PRESS RELEASE / MALDEN, MA February 21, 2018

Idle Hands Craft Ales is releasing two beers in cans this week. The first is its flagship New England IPA, Four Seam, but with a small twist – Galaxy hops instead of Citra. The second, Emelyn, a zwickelbier, is a “young” unfiltered offering brewed in the style of a vienna lager and distributed in cans for the first time. It features a touch of toasty malt character and is ​balanced by the fruity notes of the yeast that has been left in suspension.

From lead brewer Brett Bauer: “what is a zwickelbier?” A question we hear often from first time visitors or even veteran fans. Over the past few years, more and more breweries are starting to produce their own, which I find quite interesting as it can be a very open ended style. From​ my understanding, a zwickelbier was named for the sample port found on a fermentor called a “zwickel.”  
 In German tradition, when you would order a zwickelbier at a brewery or brewpub, your bartender wouldn’t go to the tap but instead would go into the cellar and pour you a not yet fully aged (but finished fermenting) fresh lager right from the primary fermentor (in our case, a conical fermentor, or the one’s with a cone on the bottom).  Now this could be any style of lager.  Some could do a zwickel pilsner, some could make a zwickel dunkel; ours leans more towards a vienna style zwickel.  My line in the sand for a zwickelbier is that once the beer is transferred into a secondary tank (like a brite tank), it’s now a kellerbier (keller meaning “young”).  It’s a young lager, but does not have that same straight from the primary fermentor freshness.  

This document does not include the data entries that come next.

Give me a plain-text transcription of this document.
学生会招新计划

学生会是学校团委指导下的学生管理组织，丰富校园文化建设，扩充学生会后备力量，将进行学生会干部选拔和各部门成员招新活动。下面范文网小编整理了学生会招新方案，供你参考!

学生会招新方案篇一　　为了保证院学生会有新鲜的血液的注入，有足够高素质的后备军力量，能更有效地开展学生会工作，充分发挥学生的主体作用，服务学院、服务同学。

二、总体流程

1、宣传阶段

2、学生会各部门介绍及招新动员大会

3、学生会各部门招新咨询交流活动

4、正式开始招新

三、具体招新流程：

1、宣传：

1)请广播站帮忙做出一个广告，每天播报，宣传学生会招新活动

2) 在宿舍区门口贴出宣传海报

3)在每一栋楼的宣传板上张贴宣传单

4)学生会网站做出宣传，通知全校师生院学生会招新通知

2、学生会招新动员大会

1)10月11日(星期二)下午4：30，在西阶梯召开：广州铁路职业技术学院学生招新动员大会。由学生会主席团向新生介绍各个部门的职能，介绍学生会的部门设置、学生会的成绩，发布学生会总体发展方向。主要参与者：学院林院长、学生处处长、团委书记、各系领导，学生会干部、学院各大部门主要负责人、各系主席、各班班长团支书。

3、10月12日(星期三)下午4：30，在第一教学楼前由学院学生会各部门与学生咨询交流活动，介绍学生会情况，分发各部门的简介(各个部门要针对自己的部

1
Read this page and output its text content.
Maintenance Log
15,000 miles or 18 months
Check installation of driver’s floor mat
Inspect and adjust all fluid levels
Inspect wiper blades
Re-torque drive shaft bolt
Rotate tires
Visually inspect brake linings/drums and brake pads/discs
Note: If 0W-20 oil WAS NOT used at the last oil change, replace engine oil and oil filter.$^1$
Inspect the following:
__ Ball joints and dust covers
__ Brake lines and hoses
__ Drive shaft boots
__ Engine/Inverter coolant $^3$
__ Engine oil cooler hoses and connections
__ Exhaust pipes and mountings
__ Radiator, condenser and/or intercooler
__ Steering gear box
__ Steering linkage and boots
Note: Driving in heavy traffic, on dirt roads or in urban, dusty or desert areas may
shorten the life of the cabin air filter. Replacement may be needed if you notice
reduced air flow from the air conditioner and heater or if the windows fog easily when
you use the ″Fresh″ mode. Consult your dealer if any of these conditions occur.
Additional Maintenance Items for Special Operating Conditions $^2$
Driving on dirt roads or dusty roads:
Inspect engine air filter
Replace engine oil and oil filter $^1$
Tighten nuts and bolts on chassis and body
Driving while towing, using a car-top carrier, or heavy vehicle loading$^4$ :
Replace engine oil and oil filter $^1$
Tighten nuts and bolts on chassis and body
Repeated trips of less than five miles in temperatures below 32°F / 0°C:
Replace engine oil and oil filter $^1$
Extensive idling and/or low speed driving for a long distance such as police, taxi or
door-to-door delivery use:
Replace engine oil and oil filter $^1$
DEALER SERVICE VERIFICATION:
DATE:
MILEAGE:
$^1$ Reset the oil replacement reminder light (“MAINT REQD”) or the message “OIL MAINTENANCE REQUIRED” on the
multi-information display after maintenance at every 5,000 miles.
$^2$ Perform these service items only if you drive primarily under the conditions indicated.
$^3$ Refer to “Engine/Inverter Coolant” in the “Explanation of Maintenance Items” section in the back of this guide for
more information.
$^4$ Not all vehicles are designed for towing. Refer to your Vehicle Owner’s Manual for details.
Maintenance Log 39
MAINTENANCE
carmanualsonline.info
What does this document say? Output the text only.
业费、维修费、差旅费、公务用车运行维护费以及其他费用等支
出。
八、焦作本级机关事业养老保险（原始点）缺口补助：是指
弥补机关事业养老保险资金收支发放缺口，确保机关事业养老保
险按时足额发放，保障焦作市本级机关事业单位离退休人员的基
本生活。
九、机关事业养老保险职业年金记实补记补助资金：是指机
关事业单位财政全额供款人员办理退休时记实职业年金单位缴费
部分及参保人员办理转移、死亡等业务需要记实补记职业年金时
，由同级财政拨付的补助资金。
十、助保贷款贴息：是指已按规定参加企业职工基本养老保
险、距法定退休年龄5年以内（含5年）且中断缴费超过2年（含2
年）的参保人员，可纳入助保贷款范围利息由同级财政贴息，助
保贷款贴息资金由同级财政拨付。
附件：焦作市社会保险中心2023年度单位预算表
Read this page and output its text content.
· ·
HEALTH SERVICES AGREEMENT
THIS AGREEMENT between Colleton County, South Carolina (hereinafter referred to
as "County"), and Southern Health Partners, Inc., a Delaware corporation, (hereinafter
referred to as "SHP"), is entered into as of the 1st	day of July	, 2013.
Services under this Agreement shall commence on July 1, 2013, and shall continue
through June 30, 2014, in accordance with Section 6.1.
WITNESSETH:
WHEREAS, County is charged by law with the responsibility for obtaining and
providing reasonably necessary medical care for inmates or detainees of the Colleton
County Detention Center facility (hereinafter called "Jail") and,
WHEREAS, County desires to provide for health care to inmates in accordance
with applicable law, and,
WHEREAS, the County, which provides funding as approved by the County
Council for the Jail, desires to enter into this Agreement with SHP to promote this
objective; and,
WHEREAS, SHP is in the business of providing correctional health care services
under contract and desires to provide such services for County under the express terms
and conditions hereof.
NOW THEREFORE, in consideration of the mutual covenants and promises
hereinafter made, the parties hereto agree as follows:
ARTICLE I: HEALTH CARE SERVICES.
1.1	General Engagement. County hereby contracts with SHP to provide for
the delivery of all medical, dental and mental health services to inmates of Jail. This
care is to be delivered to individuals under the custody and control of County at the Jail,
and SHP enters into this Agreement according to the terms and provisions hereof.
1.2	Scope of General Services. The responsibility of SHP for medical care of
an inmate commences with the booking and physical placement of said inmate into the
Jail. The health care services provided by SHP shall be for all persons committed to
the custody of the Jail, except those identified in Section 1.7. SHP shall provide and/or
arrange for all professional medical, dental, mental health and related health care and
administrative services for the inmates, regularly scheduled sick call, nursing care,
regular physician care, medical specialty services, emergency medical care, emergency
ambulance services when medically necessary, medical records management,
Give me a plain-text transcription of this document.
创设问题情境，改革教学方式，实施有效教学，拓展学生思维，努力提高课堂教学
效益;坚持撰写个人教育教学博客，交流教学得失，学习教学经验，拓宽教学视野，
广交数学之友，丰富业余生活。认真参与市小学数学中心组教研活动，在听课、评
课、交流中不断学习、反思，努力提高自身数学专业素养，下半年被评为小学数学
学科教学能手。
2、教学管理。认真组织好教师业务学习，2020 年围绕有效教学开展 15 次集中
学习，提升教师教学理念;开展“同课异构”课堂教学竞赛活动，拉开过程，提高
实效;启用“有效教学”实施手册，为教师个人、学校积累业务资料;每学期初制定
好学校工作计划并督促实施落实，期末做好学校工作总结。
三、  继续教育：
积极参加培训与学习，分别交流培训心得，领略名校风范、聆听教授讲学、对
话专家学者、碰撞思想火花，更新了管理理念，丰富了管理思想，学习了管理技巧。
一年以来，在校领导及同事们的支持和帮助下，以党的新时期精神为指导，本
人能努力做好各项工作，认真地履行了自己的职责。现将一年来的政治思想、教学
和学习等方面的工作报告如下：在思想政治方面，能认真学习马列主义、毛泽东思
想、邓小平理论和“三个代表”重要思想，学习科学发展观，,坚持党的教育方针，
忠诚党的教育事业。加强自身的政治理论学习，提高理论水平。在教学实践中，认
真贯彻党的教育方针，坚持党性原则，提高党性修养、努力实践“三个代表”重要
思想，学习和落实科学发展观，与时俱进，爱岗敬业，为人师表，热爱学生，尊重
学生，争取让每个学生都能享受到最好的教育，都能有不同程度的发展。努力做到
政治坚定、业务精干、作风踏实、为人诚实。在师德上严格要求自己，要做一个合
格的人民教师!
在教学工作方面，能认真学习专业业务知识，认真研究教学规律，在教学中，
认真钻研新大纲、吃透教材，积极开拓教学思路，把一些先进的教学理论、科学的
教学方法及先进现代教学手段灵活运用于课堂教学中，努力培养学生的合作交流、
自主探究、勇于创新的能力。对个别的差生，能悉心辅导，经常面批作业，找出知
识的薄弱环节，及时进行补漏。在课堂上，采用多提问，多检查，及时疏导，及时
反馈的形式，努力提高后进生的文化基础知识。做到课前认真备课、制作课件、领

What makes Emelyn so special to us is that we try to capture that same freshness as best we can.  As soon as primary fermentation is complete and the beer has rested to absorb any off-flavor producing compounds, we carefully bring down the tanks temperature to 32F while keeping continuous CO2 pressure on the surface of the beer.  With low temperatures and constant pressure, the beer is carbonated slowly creating a softer and less prickly carbonation.  From there, we keg (and tomorrow for the first time CAN) the beer right from the fermentor capturing all that soft carbonation and a slight amount of yeast left in suspension to create a faint haze but a rich and hearty body.  
It was the first beer we brewed on our Malden brewhouse and it still puts a wide smile on my face whenever I get to brew it, pour a mug for a Taproom visitor and ESPECIALLY when I get to pour myself a fresh mug right from the zwickel.  So please, come join us for the freshest possible lager we can deliver.